Bis zum Abriss diente die 120 Jahre alte Straßenbrücke als Querungshilfe für die Kabel und Leitungen über den Fluss. Die meisten Rohre waren im Laufe der Zeit einfach seitlich an das Bauwerk angehängt worden. Diese unbürokratische Praxis ist seit vielen Jahren allerdings baurechtlich nicht mehr zulässig. Mit dem Neubau durch den Landesbetrieb Straßenbau und Verkehr müssen die neuen Richtlinien nun umgesetzt werden. Aus diesem Grund werden auch zwei formal voneinander getrennte Brücken errichtet. So stellt die Gemeinde gemeinsam mit den Versorgungsbetrieben parallel zu der Brücke für die Landesstraße 56 eine eigene Fußgänger- und Rohrbrücke her. Beide Bauwerke weisen lediglich einen Abstand von vier Zentimetern aus und bilden eine optische Einheit.

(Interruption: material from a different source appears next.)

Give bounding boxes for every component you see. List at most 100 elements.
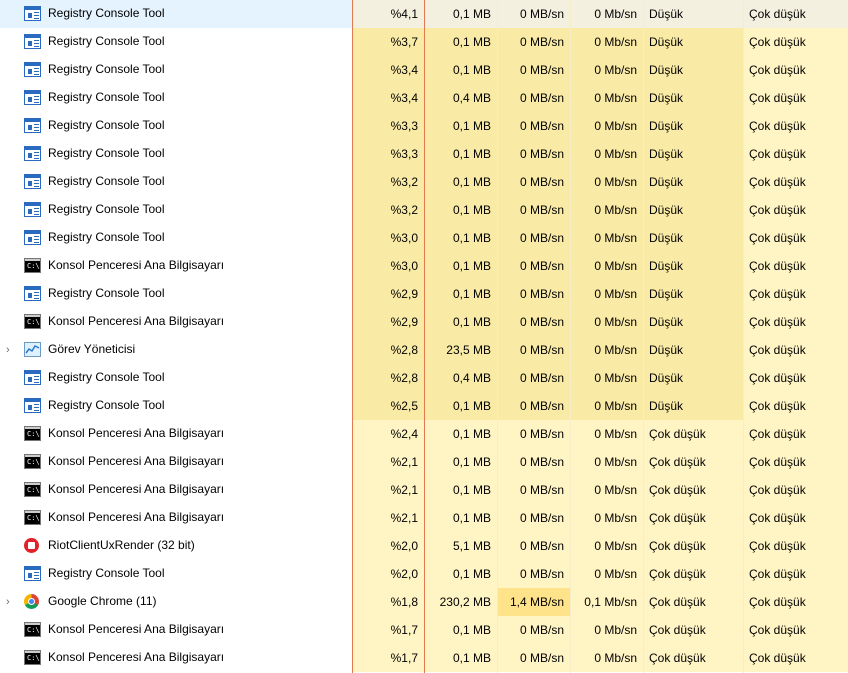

Die Schalung und Armierung für den Aufbau der Fußgänger- und Versorgungsbrücke über die Schwentine werden für den Betonguss vorbereitet. Quelle: Dirk Schneider

Nach der Fertigstellung der Brücken müssen noch die Anbindungen an die Eutiner und Plöner Straße am Südufer und in die Hindenburgallee im nördlichen Bereich erneuert werden. Wann die ersten Fußgänger über die Brücke laufen und die Autos wieder rollen können? „Die Fertigstellung ist für Dezember geplant. Zum Jahreswechsel soll die Strecke freigegeben werden“, sagt Niemann.